Spanish surrealist Salvador Dalí was born today, May 11th, in 1904. The painting above, Soft Construction with Boiled Beans (Premonition of Civil War), from 1936, is part of the Philadelphia Museum of Art‘s permanent collection. It was also included in their recent exhibition, Dreamworld: Surrealism at 100.

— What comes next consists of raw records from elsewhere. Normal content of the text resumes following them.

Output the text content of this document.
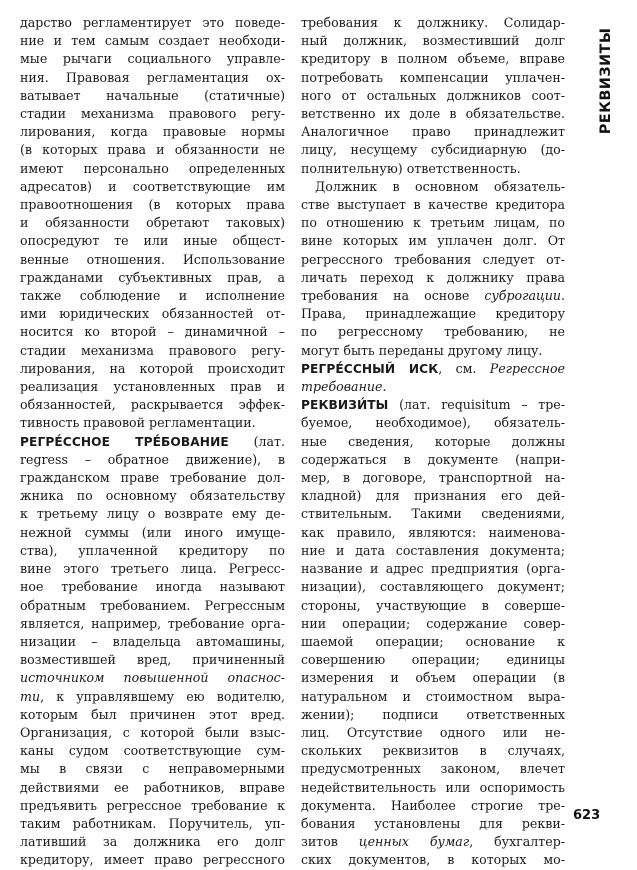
РЕКВИЗИТЫ
дарство регламентирует это поведе-
ние и тем самым создает необходи-
мые рычаги социального управле-
ния. Правовая регламентация ох-
ватывает начальные (статичные)
стадии механизма правового регу-
лирования, когда правовые нормы
(в которых права и обязанности не
имеют персонально определенных
адресатов) и соответствующие им
правоотношения (в которых права
и обязанности обретают таковых)
опосредуют те или иные общест-
венные отношения. Использование
гражданами субъективных прав, а
также соблюдение и исполнение
ими юридических обязанностей от-
носится ко второй – динамичной –
стадии механизма правового регу-
лирования, на которой происходит
реализация установленных прав и
обязанностей, раскрывается эффек-
тивность правовой регламентации.
РЕГРЕ́ССНОЕ ТРЕ́БОВАНИЕ (лат.
regress – обратное движение), в
гражданском праве требование дол-
жника по основному обязательству
к третьему лицу о возврате ему де-
нежной суммы (или иного имуще-
ства), уплаченной кредитору по
вине этого третьего лица. Регресс-
ное требование иногда называют
обратным требованием. Регрессным
является, например, требование орга-
низации – владельца автомашины,
возместившей вред, причиненный
источником повышенной опаснос-
ти, к управлявшему ею водителю,
которым был причинен этот вред.
Организация, с которой были взыс-
каны судом соответствующие сум-
мы в связи с неправомерными
действиями ее работников, вправе
предъявить регрессное требование к
таким работникам. Поручитель, уп-
лативший за должника его долг
кредитору, имеет право регрессного
требования к должнику. Солидар-
ный должник, возместивший долг
кредитору в полном объеме, вправе
потребовать компенсации уплачен-
ного от остальных должников соот-
ветственно их доле в обязательстве.
Аналогичное право принадлежит
лицу, несущему субсидиарную (до-
полнительную) ответственность.
Должник в основном обязатель-
стве выступает в качестве кредитора
по отношению к третьим лицам, по
вине которых им уплачен долг. От
регрессного требования следует от-
личать переход к должнику права
требования на основе суброгации.
Права, принадлежащие кредитору
по регрессному требованию, не
могут быть переданы другому лицу.
РЕГРЕ́ССНЫЙ ИСК, см. Регрессное
требование.
РЕКВИЗИ́ТЫ (лат. requisitum – тре-
буемое, необходимое), обязатель-
ные сведения, которые должны
содержаться в документе (напри-
мер, в договоре, транспортной на-
кладной) для признания его дей-
ствительным. Такими сведениями,
как правило, являются: наименова-
ние и дата составления документа;
название и адрес предприятия (орга-
низации), составляющего документ;
стороны, участвующие в соверше-
нии операции; содержание совер-
шаемой операции; основание к
совершению операции; единицы
измерения и объем операции (в
натуральном и стоимостном выра-
жении); подписи ответственных
лиц. Отсутствие одного или не-
скольких реквизитов в случаях,
предусмотренных законом, влечет
недействительность или оспоримость
документа. Наиболее строгие тре-
бования установлены для рекви-
зитов ценных бумаг, бухгалтер-
ских документов, в которых мо-
623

From the museum’s website about the work-
Salvador Dalí painted this allegory of self-inflicted carnage while living in Paris in early 1936, on the eve of the devastating civil war in his Spanish homeland between Francisco Franco’s right-wing nationalist forces and the elected Republic. The painting flaunts its flair for gruesome detail. A grimacing colossus towers over a sunbaked Spanish landscape and deliriously rips itself apart. Limbs are switched around and turned upside down, and the body’s trunk is missing entirely. A limp phallic shape draped over the truncated hip is a striking example of Dalí’s soft forms, implicitly referring to putrefaction and death. The scattered beans of the title exemplify the bizarre incongruities of scale to conjure the workings of an unconscious mind. Dalí interpreted the Spanish conflict in psychoanalytic terms, and he included an homage to Sigmund Freud, the initiator of psychoanalysis whose work inspired him to embrace such nightmarish visions, by including a tiny portrait of Freud inspecting the gnarled hand at lower left.